Susanne Boestfleisch resolutely grips the handles of her rollator, looks up briefly and quickly makes her way with her walking frame to the communal kitchen at Bethel's Grünrockstraße home in Hagen. The fact that the 59-year-old is able to walk upright again and cook for herself is nothing short of a miracle after her stroke of fate over eleven years ago.
At the time, the respected employee of a law firm was in the middle of her life when she suffered a severe stroke while on holiday and her brain subsequently lost contact with the right side of her body. After a short stay in a retirement home, she was admitted to the Bethel centre for people with acquired brain injuries in 2013. Thanks to a high level of donations from her employer, friends and family, Susanne Boestfleisch was able to travel to the Ambulanticum Herdecke several times a week for two years and benefit from state-of-the-art therapy options there. With the help of the robot-assisted gait trainer, she learnt to walk again - and has fought her way back into life in an impressive way.

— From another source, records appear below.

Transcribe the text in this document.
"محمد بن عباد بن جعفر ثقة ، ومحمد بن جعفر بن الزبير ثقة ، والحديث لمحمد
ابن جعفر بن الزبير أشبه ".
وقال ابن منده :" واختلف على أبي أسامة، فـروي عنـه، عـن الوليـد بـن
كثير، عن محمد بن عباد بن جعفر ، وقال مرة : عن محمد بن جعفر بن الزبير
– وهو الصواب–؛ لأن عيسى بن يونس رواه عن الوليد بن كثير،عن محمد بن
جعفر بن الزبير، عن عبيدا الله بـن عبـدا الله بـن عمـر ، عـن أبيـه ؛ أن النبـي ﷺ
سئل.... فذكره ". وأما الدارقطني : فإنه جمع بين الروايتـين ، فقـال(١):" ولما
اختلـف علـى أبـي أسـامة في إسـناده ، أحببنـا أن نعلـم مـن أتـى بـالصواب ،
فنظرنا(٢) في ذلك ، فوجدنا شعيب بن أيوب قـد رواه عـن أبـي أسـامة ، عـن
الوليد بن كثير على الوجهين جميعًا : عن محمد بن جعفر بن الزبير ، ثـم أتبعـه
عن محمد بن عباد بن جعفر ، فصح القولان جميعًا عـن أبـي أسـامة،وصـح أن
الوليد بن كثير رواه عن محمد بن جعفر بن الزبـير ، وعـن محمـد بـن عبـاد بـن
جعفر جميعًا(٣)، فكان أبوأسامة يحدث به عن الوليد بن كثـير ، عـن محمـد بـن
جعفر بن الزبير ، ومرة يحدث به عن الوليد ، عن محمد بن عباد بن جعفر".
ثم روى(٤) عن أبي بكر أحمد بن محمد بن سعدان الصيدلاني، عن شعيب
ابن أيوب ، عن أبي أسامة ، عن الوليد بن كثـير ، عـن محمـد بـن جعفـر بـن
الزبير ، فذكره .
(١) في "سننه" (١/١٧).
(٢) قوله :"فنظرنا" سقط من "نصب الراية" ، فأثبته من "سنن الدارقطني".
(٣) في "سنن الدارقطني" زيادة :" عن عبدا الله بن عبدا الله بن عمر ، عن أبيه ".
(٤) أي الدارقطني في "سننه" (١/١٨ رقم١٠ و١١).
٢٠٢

With many hours of speech therapy, physiotherapy and occupational therapy, good support and an irrepressible will, the patient has shown what is possible despite a severe stroke: "The progress she has made is extraordinary, I've never seen a client do that before," says the head of the house Karsten Raue, who is impressed. "We used to have big problems understanding her. Now she can not only walk better, but also talks a lot more, so we can understand what she wants better," adds carer Nadia El Hachimi.